Australia has kept its fields, farms and orchards free of the brown stink bug, a stinky and invasive pest native to Asia. This bug has already invaded North America and Europe, but strict biosecurity controls have so far prevented it from finding a new home in New South Wales, where it would have a devastating impact on agriculture – especially on fruits and vegetables.
According to the NSW Department of Primary Industries, the maximum potential damage that brown stink bacteria can inflict on the state’s fruit and vegetable industry could be up to US$800 million annually. To prevent this from happening, Australian Customs carefully checks incoming goods, especially during the peak invasion season – from September to April.
In many cases, biosecurity officials have ordered infected ships to leave for other countries in order to fumigate before returning, according to Freightwaves.
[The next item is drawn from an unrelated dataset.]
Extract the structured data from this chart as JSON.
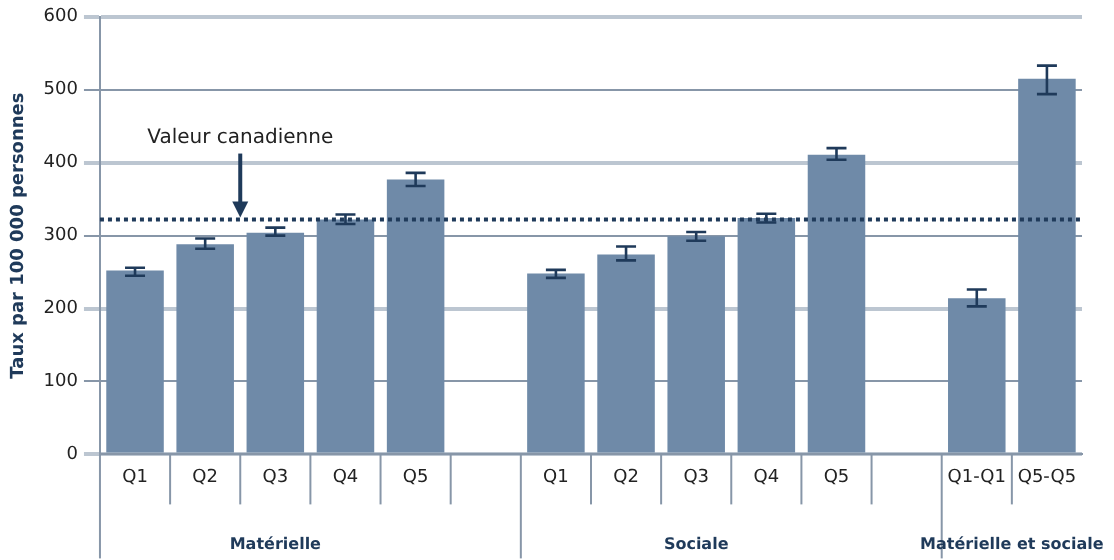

Other ships face long fumigation and inspection delays before they can complete their cargo shipments. Goods already unloaded may be subject to delays, and imported vehicles have been particularly affected. At one point in April, there were 8,000 infected cars waiting to be decontaminated in southeast Australia, according to local media — and some end customers had to wait up to 300 days for their new car to be delivered.
“This is another one of those strange outcomes of Covid, where because supply chains are disrupted, we have thousands of cars in other countries just sitting on pasture and things like that? Waiting for the boats to be ready,” Agriculture Minister Murray Watt told 9News.
“And in the process, they pick up these kinds of pests and diseases that we simply can’t afford? These things are coming into our country.”
NSW also maintains control traps at the main ports in case any newcomers come through the cordon. There have been breaches before: the brown stink bugs were infested in a warehouse district in western Sydney in 2018, but authorities managed to eradicate them entirely through a massive surveillance and surveillance campaign.